Che, diversamente dalle altre due grandi Signore del nostro football, non vive un momento di transizione, ma di consolidamento dopo il meritatissimo terzo posto raggiunto nel 2018-2019.
A una squadra già fortissima e con l’allenatore migliore oggi in Europa, Percassi ha aggiunto due elementi che le sapienti mani del Gasp stanno trasformando da buoni calciatori a top player. Parlo di Luis Muriel, ieri stratosferico, e di Ruslan Malinovskyi, che è attualmente il massimo dell’estetica calcistica al servizio dell’organizzazione perfetta che deve avere una squadra moderna che ha come mantra quello di far divertire il pubblico sugli spalti.
Ieri sera mi ha colpito l’intervista post partita rilasciata da Filippo Inzaghi, mister di una Lazio in grado di vincere al Franchi contro una Fiorentina zeppa di talenti. “I punti persi con l’Atalanta? Penso che si debba parlare di un punto guadagnato, perché, attualmente, la squadra nerazzurra è quella più in forma della Serie A, l’unica che aggredisce sempre l’avversario, la più difficile da affrontare”.
So benissimo che il popolo nerazzurro non ama il tecnico biancoceleste, va detto giustamente, eppure è il primo mister che annovera la nostra Dea tra le poche che se la giocheranno fino in fondo per il primo posto. Perché c’è il Gasp, che dal punto di vista tattico somiglia sempre di più al famoso mago della lampada, e che, per la prima volta nella sua epopea atalantina, non ne ha undici forti forti, ma almeno quindici, che significa che se Zapata è fuori per infortunio, non c’è da avere nessuna paura perché c’è il connazionale Muriel che, come da previsione, con l’allenatore di Grugliasco sta triplicando il suo valore. Tralascio di parlare del Papu, arrivato a trentun’anni ad essere un giocatore totale, il solo nell’attuale Serie A che sa ricoprire meravigliosamente i quattro ruoli che ci sono in attacco. E poi Ilicic, altro elemento che nessuno ha, tra i tre che in Italia saltano sempre l’uomo creando la superiorità numerica offensiva che rende la nostra Dea la squadra che fa più gol e quella che crea più azioni pericolose.

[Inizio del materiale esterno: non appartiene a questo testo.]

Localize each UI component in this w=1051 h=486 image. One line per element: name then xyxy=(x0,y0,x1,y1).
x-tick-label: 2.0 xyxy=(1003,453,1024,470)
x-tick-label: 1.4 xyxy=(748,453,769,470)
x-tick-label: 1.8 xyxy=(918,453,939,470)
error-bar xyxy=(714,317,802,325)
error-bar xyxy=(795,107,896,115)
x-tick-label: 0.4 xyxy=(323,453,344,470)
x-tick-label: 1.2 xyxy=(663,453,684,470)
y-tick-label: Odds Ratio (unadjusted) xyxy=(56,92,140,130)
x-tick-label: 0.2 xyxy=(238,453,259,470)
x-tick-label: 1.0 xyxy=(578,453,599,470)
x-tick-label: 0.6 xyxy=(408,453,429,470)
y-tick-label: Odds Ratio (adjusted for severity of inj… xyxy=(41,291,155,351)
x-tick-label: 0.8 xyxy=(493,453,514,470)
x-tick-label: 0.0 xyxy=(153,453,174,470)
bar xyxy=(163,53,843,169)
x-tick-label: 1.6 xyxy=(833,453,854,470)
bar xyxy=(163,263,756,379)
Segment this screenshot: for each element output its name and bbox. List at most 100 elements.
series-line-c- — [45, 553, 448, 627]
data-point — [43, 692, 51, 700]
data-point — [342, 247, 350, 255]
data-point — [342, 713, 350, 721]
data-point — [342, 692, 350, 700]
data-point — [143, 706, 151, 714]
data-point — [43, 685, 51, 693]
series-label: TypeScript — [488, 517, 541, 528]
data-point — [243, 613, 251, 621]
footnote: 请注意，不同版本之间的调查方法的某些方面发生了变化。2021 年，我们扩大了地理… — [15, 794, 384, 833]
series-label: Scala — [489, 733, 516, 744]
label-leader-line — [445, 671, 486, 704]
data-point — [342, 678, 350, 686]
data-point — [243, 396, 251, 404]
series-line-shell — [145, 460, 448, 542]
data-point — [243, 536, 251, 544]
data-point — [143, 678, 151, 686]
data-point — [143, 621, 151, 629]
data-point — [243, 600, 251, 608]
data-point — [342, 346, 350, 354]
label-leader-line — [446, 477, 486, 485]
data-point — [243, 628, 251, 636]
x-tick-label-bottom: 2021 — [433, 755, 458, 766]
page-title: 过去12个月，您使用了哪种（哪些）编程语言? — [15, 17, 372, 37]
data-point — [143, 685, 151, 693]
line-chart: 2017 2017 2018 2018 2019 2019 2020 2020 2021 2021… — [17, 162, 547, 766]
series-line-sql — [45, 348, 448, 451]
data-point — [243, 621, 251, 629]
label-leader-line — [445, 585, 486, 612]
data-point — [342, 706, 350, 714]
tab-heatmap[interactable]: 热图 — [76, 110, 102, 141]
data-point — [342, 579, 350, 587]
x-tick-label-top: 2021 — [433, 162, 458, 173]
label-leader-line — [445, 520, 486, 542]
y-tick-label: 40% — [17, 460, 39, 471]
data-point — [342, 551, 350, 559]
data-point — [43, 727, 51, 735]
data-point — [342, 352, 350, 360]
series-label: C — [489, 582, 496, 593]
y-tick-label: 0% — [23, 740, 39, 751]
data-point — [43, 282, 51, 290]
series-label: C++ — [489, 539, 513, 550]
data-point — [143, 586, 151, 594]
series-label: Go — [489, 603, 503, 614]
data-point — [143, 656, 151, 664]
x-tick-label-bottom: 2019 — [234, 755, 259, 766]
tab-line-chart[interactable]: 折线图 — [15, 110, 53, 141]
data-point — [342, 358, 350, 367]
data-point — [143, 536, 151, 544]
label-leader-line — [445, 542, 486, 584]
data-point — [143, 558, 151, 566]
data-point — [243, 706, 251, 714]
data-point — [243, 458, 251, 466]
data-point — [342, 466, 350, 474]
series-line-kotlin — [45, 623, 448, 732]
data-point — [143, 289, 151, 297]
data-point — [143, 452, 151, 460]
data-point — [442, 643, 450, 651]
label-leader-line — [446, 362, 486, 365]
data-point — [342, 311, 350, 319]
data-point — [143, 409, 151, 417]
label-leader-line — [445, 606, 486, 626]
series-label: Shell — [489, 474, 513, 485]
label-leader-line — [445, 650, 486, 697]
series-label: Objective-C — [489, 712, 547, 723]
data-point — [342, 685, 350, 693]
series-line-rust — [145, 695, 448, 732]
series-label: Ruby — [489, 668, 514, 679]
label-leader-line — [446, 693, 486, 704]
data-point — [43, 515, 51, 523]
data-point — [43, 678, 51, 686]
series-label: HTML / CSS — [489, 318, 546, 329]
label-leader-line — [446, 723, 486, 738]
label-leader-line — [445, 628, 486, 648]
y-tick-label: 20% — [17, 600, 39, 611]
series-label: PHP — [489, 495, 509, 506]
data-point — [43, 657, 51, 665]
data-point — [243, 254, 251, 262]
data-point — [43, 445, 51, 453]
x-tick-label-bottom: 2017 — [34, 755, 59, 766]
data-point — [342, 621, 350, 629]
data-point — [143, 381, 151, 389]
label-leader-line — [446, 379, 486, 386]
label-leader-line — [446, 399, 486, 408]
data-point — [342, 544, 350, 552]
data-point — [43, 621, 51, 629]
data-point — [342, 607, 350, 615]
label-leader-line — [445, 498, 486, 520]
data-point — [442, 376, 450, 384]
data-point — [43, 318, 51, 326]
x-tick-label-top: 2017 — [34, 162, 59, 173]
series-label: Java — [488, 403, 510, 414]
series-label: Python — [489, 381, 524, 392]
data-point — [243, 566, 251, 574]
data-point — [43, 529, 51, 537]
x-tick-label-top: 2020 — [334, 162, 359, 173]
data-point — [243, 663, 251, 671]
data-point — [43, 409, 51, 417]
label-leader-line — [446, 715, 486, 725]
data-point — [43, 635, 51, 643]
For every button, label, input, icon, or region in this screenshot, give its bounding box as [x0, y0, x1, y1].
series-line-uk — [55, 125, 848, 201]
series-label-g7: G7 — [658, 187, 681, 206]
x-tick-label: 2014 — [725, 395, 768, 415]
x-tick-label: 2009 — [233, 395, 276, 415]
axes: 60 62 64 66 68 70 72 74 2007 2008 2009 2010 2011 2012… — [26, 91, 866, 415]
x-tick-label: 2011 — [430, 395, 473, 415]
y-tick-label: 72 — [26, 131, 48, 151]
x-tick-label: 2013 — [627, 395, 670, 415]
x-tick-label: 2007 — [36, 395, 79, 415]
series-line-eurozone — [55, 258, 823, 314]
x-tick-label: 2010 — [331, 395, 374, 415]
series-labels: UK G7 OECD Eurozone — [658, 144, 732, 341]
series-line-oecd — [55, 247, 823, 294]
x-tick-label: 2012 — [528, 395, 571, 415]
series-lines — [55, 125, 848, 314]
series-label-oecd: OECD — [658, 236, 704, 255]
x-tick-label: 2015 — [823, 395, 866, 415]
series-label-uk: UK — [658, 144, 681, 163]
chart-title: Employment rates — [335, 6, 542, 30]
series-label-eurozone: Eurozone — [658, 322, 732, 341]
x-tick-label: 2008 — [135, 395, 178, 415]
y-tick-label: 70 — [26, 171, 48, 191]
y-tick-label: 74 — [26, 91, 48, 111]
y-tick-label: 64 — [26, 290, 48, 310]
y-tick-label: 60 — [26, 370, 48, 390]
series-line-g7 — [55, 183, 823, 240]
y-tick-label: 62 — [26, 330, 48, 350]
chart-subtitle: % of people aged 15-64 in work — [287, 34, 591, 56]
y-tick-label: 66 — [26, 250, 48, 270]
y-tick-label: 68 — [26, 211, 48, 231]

Cosa serve per vincere lo scudetto? Secondo me c’è già tutto, una difesa tosta, un centrocampo dal dinamismo impressionante e un attacco stellare. Se proprio, consiglierei una cosa al Gasp, quella di rinunciare al già difficilissimo cammino europeo, partito sotto gli auspici della malasorte, per concentrare l’intero gruppo su un unico meraviglioso obiettivo, quello centrato in Inghilterra dal Leicester di Ranieri e in Italia dal Verona di Bagnoli, due formazioni che somigliano tantissimo all’attuale Dea per entusiasmo, convinzione e solidità.
Leggo oggi di Ibra, l’ultimo santo esistente del dio del pallone, in fuga dall’America, alla ricerca di una collocazione in Italia. Dove meglio che a Bergamo?
In ultimo un gigantesco grazie ai tifosi, persone meravigliose, che si stanno facendo apprezzare in tutta Europa perché tra le pochissime a vivere il calcio come una festa. Domenica la Nord ha esposto uno striscione per Ennio Arengi, il nostro straordinario collega che per vent’anni ha seguito le vicende nerazzurre, scomparso settimana scorsa. Un gesto di grande sensibilità, che è una dote rara, che di questi tempi hanno in pochissimi. Non allo stadio, la casa dell’Atalanta, un posto magico dove la gente non dimentica chi ne ha raccontato meravigliosamente le gesta.